Participants who stopped metformin once pregnant showed an increased clinical pregnancy rate (OR, 1.35; 95% CI, 1.01-1.80) but suggested higher miscarriage risk (OR, 1.46; 95% CI, 0.73-2.90) compared with placebo or no treatment.
Indirect comparisons consistently favored continuing metformin through first trimester vs stopping at pregnancy confirmation for clinical pregnancy (OR, 1.16; 95% CI, 0.74-1.83), miscarriage (OR, 0.44; 95% CI, 0.17-1.16), and live birth (OR, 1.14; 95% CI, 0.41-3.13).
IN PRACTICE:
'Women with PCOS have been shown to have a fivefold increased risk per year of developing insulin resistance and subsequent type 2 diabetes. Insulin resistance has been shown to be independently associated with a higher risk of miscarriage. Metformin acts by decreasing gluconeogenesis, lipogenesis and enhancing glucose uptake, all of which in turn reduce insulin resistance,' wrote the authors of the study.
SOURCE:
The study was led by James Cheshire, PhD, Birmingham Women's and Children's NHS Foundation Trust in Birmingham, England. It was published online in American Journal of Obstetrics and Gynecology .
LIMITATIONS:
According to the authors, the main limitation was the inherent heterogeneous nature of the study population and the overall low quality of evidence.
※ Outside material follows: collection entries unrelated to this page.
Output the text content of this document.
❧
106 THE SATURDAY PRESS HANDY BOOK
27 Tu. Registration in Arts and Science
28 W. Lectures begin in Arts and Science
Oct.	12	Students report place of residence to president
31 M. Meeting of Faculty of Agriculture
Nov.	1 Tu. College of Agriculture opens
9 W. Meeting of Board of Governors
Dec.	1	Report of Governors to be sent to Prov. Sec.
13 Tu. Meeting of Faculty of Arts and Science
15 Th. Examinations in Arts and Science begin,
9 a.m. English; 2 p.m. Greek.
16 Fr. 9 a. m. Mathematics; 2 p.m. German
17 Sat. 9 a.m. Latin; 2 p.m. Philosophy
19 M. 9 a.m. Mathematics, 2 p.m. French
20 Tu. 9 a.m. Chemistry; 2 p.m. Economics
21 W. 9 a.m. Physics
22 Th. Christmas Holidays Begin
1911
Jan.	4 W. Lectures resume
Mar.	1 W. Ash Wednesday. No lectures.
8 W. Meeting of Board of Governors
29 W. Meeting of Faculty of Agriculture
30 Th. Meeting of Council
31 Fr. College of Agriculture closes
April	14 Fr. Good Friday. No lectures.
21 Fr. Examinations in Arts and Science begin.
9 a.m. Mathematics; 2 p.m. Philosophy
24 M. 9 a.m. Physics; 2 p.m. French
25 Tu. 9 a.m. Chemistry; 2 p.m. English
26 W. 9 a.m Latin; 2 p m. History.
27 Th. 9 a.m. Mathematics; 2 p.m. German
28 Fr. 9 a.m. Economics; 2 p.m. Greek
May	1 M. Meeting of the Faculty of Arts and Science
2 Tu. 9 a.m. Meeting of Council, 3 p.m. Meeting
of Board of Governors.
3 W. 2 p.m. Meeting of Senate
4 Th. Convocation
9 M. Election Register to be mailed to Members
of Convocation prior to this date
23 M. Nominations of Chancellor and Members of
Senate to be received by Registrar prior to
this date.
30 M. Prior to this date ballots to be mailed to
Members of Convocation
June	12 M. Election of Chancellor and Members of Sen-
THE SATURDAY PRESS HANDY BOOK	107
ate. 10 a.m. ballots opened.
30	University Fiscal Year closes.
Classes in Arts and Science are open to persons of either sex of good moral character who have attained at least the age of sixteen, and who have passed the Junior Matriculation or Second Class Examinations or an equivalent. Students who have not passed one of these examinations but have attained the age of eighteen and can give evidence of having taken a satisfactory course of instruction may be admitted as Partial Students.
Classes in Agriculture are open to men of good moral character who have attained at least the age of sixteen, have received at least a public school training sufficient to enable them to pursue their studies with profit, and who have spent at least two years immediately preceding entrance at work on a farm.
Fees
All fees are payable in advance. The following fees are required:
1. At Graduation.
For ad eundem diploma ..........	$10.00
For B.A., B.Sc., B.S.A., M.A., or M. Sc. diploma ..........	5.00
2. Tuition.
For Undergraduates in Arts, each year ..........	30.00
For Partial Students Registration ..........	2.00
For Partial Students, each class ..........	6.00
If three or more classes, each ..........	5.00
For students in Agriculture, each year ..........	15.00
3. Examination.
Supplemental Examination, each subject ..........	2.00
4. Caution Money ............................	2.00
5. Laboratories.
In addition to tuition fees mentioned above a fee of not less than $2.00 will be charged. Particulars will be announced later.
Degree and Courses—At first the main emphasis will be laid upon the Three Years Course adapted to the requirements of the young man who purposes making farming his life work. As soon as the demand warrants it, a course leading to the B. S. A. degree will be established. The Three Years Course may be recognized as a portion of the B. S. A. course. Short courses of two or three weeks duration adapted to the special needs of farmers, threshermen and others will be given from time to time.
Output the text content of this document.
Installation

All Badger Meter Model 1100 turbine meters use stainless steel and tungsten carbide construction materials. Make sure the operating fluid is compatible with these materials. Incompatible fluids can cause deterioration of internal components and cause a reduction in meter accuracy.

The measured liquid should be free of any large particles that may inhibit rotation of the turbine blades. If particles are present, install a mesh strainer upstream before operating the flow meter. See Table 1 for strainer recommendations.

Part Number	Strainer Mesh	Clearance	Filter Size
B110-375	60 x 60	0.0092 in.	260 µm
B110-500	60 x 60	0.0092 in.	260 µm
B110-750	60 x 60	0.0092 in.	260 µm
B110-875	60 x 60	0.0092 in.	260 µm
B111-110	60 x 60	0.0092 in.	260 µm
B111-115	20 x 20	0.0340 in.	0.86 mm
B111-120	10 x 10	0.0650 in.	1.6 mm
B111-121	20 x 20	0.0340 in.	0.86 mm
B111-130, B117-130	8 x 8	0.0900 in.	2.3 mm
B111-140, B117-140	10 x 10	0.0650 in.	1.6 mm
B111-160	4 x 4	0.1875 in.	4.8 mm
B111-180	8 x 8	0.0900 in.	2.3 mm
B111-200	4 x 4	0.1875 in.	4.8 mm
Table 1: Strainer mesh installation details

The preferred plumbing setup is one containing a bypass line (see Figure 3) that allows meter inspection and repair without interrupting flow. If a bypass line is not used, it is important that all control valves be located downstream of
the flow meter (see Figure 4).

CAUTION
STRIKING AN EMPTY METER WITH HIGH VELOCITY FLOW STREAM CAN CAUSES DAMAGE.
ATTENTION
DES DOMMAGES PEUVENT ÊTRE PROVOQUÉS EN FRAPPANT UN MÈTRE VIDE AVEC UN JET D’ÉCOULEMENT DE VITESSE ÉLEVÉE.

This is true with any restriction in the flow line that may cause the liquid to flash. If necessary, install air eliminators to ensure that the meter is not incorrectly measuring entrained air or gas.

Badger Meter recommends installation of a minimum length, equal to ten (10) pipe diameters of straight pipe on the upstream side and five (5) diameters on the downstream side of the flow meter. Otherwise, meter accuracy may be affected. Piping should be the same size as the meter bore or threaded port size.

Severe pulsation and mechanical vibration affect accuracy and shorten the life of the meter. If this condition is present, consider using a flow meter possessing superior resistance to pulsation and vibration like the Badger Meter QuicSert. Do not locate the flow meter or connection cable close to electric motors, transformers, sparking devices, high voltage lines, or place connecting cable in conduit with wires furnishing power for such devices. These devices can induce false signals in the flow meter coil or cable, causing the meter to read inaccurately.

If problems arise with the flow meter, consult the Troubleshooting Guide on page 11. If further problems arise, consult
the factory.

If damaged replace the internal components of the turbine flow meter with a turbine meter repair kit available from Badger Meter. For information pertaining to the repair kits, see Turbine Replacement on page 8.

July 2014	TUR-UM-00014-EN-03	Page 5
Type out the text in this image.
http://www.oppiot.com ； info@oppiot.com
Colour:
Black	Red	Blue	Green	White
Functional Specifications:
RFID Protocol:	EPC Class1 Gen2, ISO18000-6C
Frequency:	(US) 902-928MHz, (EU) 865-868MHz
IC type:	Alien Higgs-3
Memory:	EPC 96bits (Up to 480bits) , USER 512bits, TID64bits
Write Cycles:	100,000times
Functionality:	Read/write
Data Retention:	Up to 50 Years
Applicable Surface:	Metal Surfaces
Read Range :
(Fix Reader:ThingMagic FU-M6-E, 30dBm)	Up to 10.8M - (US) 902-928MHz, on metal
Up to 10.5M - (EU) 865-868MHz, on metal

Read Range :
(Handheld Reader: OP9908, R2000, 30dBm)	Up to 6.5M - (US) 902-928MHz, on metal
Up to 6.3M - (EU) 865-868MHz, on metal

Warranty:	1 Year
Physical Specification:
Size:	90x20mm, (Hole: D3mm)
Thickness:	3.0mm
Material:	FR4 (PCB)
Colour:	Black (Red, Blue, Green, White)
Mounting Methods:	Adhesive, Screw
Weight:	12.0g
Women with PCOS have different phenotypes and varying degrees of hyperandrogenism and insulin resistance, which could not be accounted for in the analyses. Additionally, many studies did not subdivide pregnancy outcome data by body mass index (BMI), preventing meaningful analyses in BMI subgroups. The limited outcome data in spontaneously conceiving populations (only 30 women from two studies) make it difficult to extrapolate findings to this group.
DISCLOSURES:
The authors reported having no conflicts of interest. The study received no external funding.